If we've learned nothing else during the financial meltdown it's that buying a home is serious business. The landscape is littered with the results of consumers failing to pay attention to what they were doing.
In many cases, potential homebuyers were unaware of some of the pitfalls. The Consumer Financial Protection Bureau (CFPB) is taking steps to remedy that by issuing final rules to strengthen consumer protections for high-cost mortgages and to provide consumers with information about home ownership counseling. The agency is also finalizing a rule that requires escrow accounts be established for a minimum of five years for certain higher-priced mortgage loans.
“Addressing problems in the mortgage market is critical to helping our economy recover,” said CFPB Director Richard Cordray, adding that the changes “will better help consumers to understand the real costs of owning a home while protecting them from harmful practices that can trap them into high-cost mortgages.”
The Home Ownership and Equity Protection Act (HOEPA) was enacted in 1994 to address abuses in home-equity lending and refinances. Since then, HOEPA has deterred high-rate and high-fee lending in those markets. In recent years, high-cost mortgages have made up only about 0.2 percent of those types of loans.
The Dodd-Frank Wall Street Reform and Consumer Protection Act (Dodd-Frank Act) expanded HOEPA to cover home purchase loans and home equity lines of credit (“HELOCs”); revised HOEPA’s rate- and fee-thresholds for coverage; added a new coverage test based on a transaction’s prepayment penalties; and provided new limitations on risky loan features, as well as other new protections for high-cost mortgages. The CFPB has finalized rules to implement the Dodd-Frank Act’s amendments to HOEPA.
For loans that are high-cost mortgages, the final rule:
- Bans potentially risky features: For mortgages that qualify as high-cost, the rule generally bans balloon payments (a large, lump sum payment usually due at the end of the loan) with some exceptions, such as for certain types of loans made by creditors serving rural or underserved areas, and bans penalties for paying the loan early.
- Bans and limits certain fees and practices: The CFPB’s rule bans fees for modifying loans, caps late fees at four percent of the payment that is past due, generally prohibits closing costs from being rolled into the loan amount, and restricts the charging of fees when consumers ask for a payoff statement (a document that tells borrowers how much they need to pay off the loan). The rule also prohibits certain bad practices, such as encouraging a consumer to default on an existing loan to be refinanced by a high-cost mortgage.
- Requires housing counseling: The rule requires consumers to receive housing counseling before taking out a high-cost mortgage.
In addition to strengthening the protections for high-cost mortgages, the CFPB is implementing a requirement of the Dodd-Frank Act that lenders provide a list of home ownership counseling organizations to consumers shortly after they apply for a mortgage so consumers know where to get help when deciding what loan is best for them.

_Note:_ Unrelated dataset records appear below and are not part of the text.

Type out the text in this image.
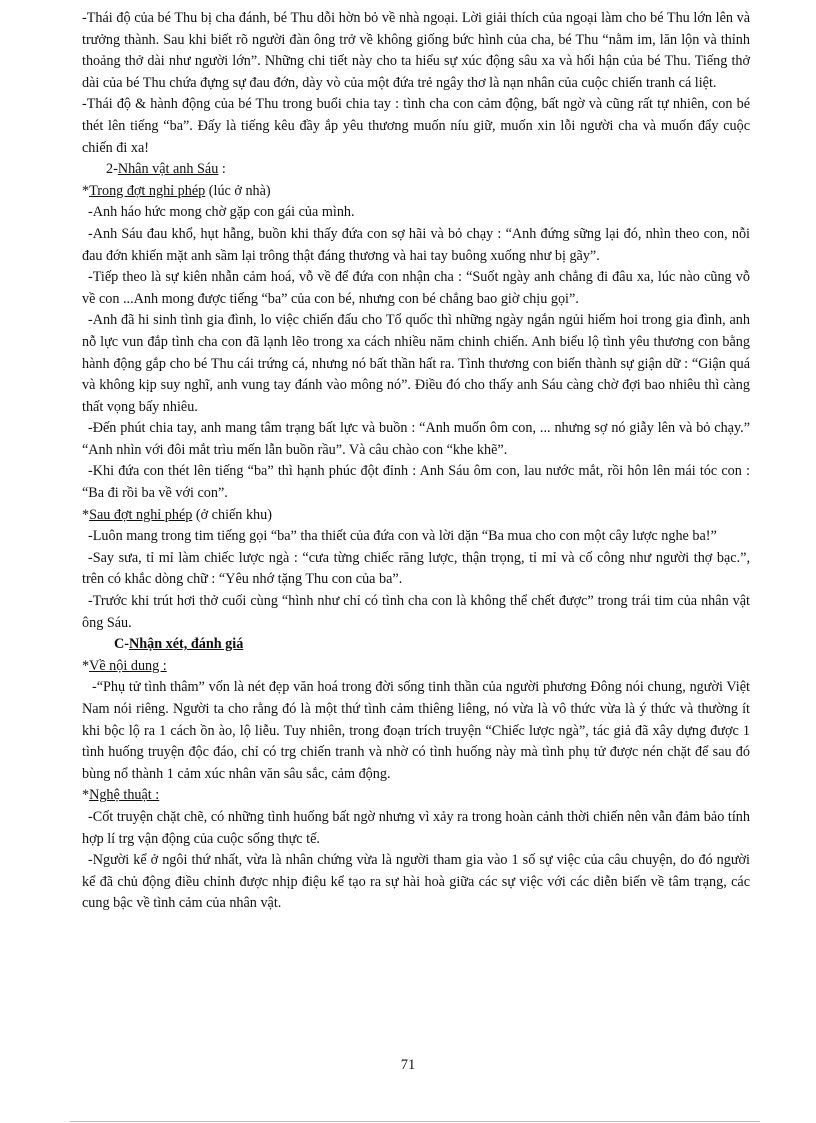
-Thái độ của bé Thu bị cha đánh, bé Thu dỗi hờn bỏ về nhà ngoại. Lời giải thích của ngoại làm cho bé Thu lớn lên và trưởng thành. Sau khi biết rõ người đàn ông trở về không giống bức hình của cha, bé Thu “nằm im, lăn lộn và thỉnh thoảng thở dài như người lớn”. Những chi tiết này cho ta hiểu sự xúc động sâu xa và hối hận của bé Thu. Tiếng thở dài của bé Thu chứa đựng sự đau đớn, dày vò của một đứa trẻ ngây thơ là nạn nhân của cuộc chiến tranh cá liệt.

-Thái độ & hành động của bé Thu trong buổi chia tay : tình cha con cảm động, bất ngờ và cũng rất tự nhiên, con bé thét lên tiếng “ba”. Đấy là tiếng kêu đầy ắp yêu thương muốn níu giữ, muốn xin lỗi người cha và muốn đẩy cuộc chiến đi xa!

2-Nhân vật anh Sáu :

*Trong đợt nghỉ phép (lúc ở nhà)

-Anh háo hức mong chờ gặp con gái của mình.

-Anh Sáu đau khổ, hụt hẫng, buồn khi thấy đứa con sợ hãi và bỏ chạy : “Anh đứng sững lại đó, nhìn theo con, nỗi đau đớn khiến mặt anh sầm lại trông thật đáng thương và hai tay buông xuống như bị gãy”.

-Tiếp theo là sự kiên nhẫn cảm hoá, vỗ về để đứa con nhận cha : “Suốt ngày anh chẳng đi đâu xa, lúc nào cũng vỗ về con ...Anh mong được tiếng “ba” của con bé, nhưng con bé chẳng bao giờ chịu gọi”.

-Anh đã hi sinh tình gia đình, lo việc chiến đấu cho Tổ quốc thì những ngày ngắn ngủi hiếm hoi trong gia đình, anh nỗ lực vun đắp tình cha con đã lạnh lẽo trong xa cách nhiều năm chinh chiến. Anh biểu lộ tình yêu thương con bằng hành động gắp cho bé Thu cái trứng cá, nhưng nó bất thần hất ra. Tình thương con biến thành sự giận dữ : “Giận quá và không kịp suy nghĩ, anh vung tay đánh vào mông nó”. Điều đó cho thấy anh Sáu càng chờ đợi bao nhiêu thì càng thất vọng bấy nhiêu.

-Đến phút chia tay, anh mang tâm trạng bất lực và buồn : “Anh muốn ôm con, ... nhưng sợ nó giẫy lên và bỏ chạy.” “Anh nhìn với đôi mắt trìu mến lẫn buồn rầu”. Và câu chào con “khe khẽ”.

-Khi đứa con thét lên tiếng “ba” thì hạnh phúc đột đỉnh : Anh Sáu ôm con, lau nước mắt, rồi hôn lên mái tóc con : “Ba đi rồi ba về với con”.

*Sau đợt nghỉ phép (ở chiến khu)

-Luôn mang trong tim tiếng gọi “ba” tha thiết của đứa con và lời dặn “Ba mua cho con một cây lược nghe ba!”

-Say sưa, tỉ mỉ làm chiếc lược ngà : “cưa từng chiếc răng lược, thận trọng, tỉ mỉ và cố công như người thợ bạc.”, trên có khắc dòng chữ : “Yêu nhớ tặng Thu con của ba”.

-Trước khi trút hơi thở cuối cùng “hình như chỉ có tình cha con là không thể chết được” trong trái tim của nhân vật ông Sáu.

C-Nhận xét, đánh giá

*Về nội dung :

-“Phụ tử tình thâm” vốn là nét đẹp văn hoá trong đời sống tinh thần của người phương Đông nói chung, người Việt Nam nói riêng. Người ta cho rằng đó là một thứ tình cảm thiêng liêng, nó vừa là vô thức vừa là ý thức và thường ít khi bộc lộ ra 1 cách ồn ào, lộ liễu. Tuy nhiên, trong đoạn trích truyện “Chiếc lược ngà”, tác giả đã xây dựng được 1 tình huống truyện độc đáo, chỉ có trg chiến tranh và nhờ có tình huống này mà tình phụ tử được nén chặt để sau đó bùng nổ thành 1 cảm xúc nhân văn sâu sắc, cảm động.

*Nghệ thuật :

-Cốt truyện chặt chẽ, có những tình huống bất ngờ nhưng vì xảy ra trong hoàn cảnh thời chiến nên vẫn đảm bảo tính hợp lí trg vận động của cuộc sống thực tế.

-Người kể ở ngôi thứ nhất, vừa là nhân chứng vừa là người tham gia vào 1 số sự việc của câu chuyện, do đó người kể đã chủ động điều chỉnh được nhịp điệu kể tạo ra sự hài hoà giữa các sự việc với các diễn biến về tâm trạng, các cung bậc về tình cảm của nhân vật.

71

The agency is also implementing other changes made by the Dodd-Frank Act concerning escrow accounts. An escrow account is an account that a lender may set up to pay certain recurring property-related expenses on a consumer’s behalf, such as property taxes and homeowner’s insurance. Escrow accounts help to ensure that consumers have enough money to pay those bills when they come because the lender breaks the expenses down into monthly installments and adds them to the monthly mortgage payment.
Through an escrow account, consumers can better see the true cost of owning a home with insurance and tax costs laid out with each mortgage payment and are better assured that those costs are paid in a timely manner.
Under current regulations, creditors are required to establish escrow accounts for certain higher-priced mortgage loans for a minimum of one year. The new final rule implements changes from the Dodd-Frank Act that generally extend the required duration of an escrow account on such mortgage loans from a minimum of one year to a minimum of five years. To preserve access to credit, the rule exempts loans made by certain creditors that operate predominantly in rural or underserved areas, as long as certain other criteria are met.